The simplest strategy for training a generic “vector-in, vector-out” neural network is to set up a number of fully connected layers of the same size as the input vector, resulting in the topology shown in the top diagram of Fig. 3. The performance metrics for a family of such networks are given in Table 2 and illustrated graphically in Figs. 4 and 5. The “relative error” metric is defined as the 2-norm of the difference between the network output and the true answer divided by the 2-norm of the true answer.

A schematic of the network topology is given in the top diagram of Fig. 3.

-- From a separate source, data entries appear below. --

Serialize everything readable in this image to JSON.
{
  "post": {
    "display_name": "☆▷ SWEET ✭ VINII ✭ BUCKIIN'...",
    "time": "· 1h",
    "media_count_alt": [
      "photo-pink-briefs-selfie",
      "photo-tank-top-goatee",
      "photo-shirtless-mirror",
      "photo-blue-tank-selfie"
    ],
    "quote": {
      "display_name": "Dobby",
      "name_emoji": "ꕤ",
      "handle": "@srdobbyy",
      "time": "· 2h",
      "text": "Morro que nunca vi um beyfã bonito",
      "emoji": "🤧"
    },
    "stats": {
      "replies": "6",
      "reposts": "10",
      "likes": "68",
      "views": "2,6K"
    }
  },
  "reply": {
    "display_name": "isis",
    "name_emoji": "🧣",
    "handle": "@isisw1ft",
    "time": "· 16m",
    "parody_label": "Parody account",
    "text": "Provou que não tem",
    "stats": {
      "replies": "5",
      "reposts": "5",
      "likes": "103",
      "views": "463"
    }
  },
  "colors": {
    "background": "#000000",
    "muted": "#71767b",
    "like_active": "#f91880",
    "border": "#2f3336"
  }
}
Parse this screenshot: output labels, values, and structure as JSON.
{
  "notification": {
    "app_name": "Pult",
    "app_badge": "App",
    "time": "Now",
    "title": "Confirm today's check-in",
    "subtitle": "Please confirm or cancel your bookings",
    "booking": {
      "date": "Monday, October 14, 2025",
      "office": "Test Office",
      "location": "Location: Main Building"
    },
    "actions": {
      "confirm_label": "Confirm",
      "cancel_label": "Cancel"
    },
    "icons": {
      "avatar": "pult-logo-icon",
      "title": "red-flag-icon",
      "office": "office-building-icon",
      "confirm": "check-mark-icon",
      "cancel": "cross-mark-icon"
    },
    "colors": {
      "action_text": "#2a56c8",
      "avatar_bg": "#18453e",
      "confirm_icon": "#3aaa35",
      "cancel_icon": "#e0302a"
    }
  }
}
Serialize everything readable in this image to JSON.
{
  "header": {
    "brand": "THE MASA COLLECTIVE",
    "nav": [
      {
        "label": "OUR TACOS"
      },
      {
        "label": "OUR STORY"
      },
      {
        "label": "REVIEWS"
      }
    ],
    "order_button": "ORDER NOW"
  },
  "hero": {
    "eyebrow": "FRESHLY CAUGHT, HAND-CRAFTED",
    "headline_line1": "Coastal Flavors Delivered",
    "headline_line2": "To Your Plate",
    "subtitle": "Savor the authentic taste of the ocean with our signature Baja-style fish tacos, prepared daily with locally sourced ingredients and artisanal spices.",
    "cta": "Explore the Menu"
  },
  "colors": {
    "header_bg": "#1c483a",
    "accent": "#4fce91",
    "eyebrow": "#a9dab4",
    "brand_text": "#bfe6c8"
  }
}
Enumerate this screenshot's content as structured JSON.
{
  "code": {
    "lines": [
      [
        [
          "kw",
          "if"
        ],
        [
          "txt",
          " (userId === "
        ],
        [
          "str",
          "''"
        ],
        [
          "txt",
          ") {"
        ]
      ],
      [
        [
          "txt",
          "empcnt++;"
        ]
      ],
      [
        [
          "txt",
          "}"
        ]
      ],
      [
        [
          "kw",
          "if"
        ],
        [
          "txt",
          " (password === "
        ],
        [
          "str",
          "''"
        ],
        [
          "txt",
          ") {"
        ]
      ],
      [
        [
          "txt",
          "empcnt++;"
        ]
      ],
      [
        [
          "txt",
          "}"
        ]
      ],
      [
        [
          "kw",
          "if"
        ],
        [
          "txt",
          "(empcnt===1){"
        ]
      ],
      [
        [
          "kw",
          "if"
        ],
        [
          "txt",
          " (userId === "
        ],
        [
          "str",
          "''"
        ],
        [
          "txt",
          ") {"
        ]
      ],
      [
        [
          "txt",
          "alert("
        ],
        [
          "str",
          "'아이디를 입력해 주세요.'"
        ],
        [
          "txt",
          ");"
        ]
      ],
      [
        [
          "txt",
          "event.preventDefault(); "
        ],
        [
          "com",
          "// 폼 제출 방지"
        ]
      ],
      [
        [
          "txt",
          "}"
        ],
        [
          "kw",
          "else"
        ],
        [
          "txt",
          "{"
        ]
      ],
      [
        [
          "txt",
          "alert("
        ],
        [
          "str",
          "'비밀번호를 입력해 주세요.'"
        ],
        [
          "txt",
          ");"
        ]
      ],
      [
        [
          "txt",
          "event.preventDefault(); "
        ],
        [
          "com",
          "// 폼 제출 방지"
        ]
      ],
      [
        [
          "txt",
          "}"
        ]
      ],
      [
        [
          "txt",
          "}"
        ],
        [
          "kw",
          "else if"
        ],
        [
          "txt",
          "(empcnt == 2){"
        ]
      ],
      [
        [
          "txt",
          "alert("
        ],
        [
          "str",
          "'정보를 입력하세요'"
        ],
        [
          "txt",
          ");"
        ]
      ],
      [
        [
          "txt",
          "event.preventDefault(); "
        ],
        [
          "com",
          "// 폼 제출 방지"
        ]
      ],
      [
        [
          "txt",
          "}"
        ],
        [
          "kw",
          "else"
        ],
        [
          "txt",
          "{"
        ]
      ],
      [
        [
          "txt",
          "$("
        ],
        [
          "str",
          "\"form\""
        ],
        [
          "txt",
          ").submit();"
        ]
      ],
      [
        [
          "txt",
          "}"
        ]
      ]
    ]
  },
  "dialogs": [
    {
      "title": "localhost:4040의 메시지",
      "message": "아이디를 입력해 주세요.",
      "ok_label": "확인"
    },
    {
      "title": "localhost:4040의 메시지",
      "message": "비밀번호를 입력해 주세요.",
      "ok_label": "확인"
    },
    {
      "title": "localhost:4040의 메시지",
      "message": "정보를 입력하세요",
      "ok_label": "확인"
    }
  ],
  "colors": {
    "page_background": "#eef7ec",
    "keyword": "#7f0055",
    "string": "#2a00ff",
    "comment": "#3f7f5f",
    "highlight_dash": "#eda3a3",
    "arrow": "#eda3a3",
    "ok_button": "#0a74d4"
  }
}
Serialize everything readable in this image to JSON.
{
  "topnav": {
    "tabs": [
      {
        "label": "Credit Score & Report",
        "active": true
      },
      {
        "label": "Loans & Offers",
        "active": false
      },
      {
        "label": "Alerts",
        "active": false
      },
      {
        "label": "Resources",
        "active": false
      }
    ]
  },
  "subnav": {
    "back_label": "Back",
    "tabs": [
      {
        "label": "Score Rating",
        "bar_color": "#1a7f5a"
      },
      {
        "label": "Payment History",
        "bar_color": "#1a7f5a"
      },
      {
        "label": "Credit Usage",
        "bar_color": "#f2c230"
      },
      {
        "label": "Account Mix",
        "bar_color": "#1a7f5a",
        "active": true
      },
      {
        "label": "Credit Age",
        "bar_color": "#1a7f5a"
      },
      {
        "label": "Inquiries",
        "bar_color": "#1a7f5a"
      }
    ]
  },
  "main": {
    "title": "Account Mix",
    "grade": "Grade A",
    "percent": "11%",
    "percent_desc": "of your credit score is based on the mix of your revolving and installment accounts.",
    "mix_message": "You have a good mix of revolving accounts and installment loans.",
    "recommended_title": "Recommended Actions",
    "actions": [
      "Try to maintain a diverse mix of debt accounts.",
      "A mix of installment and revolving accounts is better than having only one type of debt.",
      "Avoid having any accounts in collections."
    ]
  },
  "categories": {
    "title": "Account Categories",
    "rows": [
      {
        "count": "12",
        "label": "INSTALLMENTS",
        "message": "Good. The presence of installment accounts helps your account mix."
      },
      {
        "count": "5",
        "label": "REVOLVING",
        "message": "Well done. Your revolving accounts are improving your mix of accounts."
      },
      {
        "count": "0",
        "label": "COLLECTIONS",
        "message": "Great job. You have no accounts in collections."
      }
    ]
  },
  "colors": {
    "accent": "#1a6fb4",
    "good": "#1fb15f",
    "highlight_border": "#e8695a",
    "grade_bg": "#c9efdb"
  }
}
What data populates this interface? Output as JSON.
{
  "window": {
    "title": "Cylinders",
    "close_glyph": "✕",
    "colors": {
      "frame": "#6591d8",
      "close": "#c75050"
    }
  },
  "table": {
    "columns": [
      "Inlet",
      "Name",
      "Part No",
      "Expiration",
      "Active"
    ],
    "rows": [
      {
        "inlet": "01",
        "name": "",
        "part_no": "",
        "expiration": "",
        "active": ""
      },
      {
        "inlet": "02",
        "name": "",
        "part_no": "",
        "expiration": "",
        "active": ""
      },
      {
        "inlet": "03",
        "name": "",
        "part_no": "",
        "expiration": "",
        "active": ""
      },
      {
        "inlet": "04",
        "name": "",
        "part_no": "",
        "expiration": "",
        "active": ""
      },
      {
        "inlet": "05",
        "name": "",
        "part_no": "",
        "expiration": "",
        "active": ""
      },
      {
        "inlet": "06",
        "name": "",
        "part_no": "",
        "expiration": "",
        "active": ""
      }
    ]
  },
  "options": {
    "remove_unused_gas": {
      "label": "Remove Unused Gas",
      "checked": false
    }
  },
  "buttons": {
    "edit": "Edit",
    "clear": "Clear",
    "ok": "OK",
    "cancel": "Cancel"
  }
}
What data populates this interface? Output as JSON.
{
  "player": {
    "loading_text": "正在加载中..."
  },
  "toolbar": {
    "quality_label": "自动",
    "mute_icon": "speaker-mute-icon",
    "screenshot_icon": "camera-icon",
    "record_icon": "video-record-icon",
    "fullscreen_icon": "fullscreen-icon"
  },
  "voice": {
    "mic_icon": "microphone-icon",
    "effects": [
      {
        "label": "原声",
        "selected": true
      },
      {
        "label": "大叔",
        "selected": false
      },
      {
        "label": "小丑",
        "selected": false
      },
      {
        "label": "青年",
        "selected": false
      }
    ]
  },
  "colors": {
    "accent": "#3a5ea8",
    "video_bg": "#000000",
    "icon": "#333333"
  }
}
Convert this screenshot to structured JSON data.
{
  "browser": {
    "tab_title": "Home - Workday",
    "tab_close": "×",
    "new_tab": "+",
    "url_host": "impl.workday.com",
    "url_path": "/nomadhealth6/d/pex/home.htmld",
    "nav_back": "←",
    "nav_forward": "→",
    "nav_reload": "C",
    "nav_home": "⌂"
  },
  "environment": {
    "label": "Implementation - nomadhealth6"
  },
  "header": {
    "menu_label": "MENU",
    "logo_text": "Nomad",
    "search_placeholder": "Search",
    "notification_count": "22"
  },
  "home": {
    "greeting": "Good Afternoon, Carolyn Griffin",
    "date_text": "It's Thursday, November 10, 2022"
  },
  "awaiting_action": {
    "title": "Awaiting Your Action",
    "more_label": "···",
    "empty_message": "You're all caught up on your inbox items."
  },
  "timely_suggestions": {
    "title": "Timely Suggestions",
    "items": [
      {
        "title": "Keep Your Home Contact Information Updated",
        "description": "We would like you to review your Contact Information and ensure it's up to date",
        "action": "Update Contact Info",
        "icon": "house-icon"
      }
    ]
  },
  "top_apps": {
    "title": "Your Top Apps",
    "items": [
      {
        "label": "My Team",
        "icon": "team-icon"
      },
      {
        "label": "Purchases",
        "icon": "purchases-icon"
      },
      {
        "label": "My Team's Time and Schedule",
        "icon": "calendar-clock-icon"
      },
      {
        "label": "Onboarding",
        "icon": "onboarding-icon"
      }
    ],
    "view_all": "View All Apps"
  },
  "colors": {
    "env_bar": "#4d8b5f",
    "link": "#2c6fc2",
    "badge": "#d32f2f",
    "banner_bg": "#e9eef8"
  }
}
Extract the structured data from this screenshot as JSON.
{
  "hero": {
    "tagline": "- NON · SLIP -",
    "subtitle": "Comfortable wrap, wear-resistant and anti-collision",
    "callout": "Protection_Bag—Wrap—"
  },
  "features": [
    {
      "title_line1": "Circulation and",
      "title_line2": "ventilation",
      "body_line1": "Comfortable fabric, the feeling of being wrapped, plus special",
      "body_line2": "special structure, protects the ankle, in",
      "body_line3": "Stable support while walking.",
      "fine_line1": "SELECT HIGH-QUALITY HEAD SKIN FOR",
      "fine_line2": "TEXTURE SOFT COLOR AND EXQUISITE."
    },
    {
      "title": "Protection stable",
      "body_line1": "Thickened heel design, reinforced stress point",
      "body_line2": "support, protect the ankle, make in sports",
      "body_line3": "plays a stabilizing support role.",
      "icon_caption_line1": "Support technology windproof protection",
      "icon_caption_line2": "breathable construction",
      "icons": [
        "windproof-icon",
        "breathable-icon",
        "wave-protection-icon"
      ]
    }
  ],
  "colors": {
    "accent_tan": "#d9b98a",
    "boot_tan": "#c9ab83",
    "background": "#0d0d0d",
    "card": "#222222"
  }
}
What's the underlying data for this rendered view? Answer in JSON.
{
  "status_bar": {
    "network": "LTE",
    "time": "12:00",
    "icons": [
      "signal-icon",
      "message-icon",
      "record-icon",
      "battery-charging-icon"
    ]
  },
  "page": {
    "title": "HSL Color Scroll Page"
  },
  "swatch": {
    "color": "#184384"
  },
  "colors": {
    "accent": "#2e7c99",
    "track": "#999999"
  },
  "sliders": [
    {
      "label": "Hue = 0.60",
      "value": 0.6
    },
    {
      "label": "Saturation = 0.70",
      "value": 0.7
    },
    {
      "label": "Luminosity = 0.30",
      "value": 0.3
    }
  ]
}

All inner layers have hyperbolic tangent transfer functions; the last layer has the strictly positive logistic sigmoid transfer function.

All layers have hyperbolic tangent transfer functions.

It is clear from the performance statistics that, for a single neural network, the average norm of the deviation drops below 10% of the total signal norm and stops improving once the network is five to six layers deep. Training iteration time depends linearly on the depth of the network.

The data for the visual performance illustrations (Figs. 4 and 5) were selected from the training database in the following way: the “easy case” was sampled from the relative error histogram region located between 0 and 1 SD; the “tough” case was sampled from the region between 1 and 2 SDs; the “bad case” was sampled from 100 worst fits in the entire 100,000-trace training database. Performance illustrations for the rest of the networks reported in Table 2 are given in figs. S1 to S3. Given that the bad cases are the worst 0.1% of the training data set, the performance is rather impressive. Similar sequential improvements are observed for the networks tasked with the recovery of the DEER form factor (Fig. 5).

For the vast majority of DEER traces in the training database, the recovery of the form factor is close to perfect. Performance illustrations for the rest of the form factor recovery networks reported in Table 2 are given in figs. S4 to S6.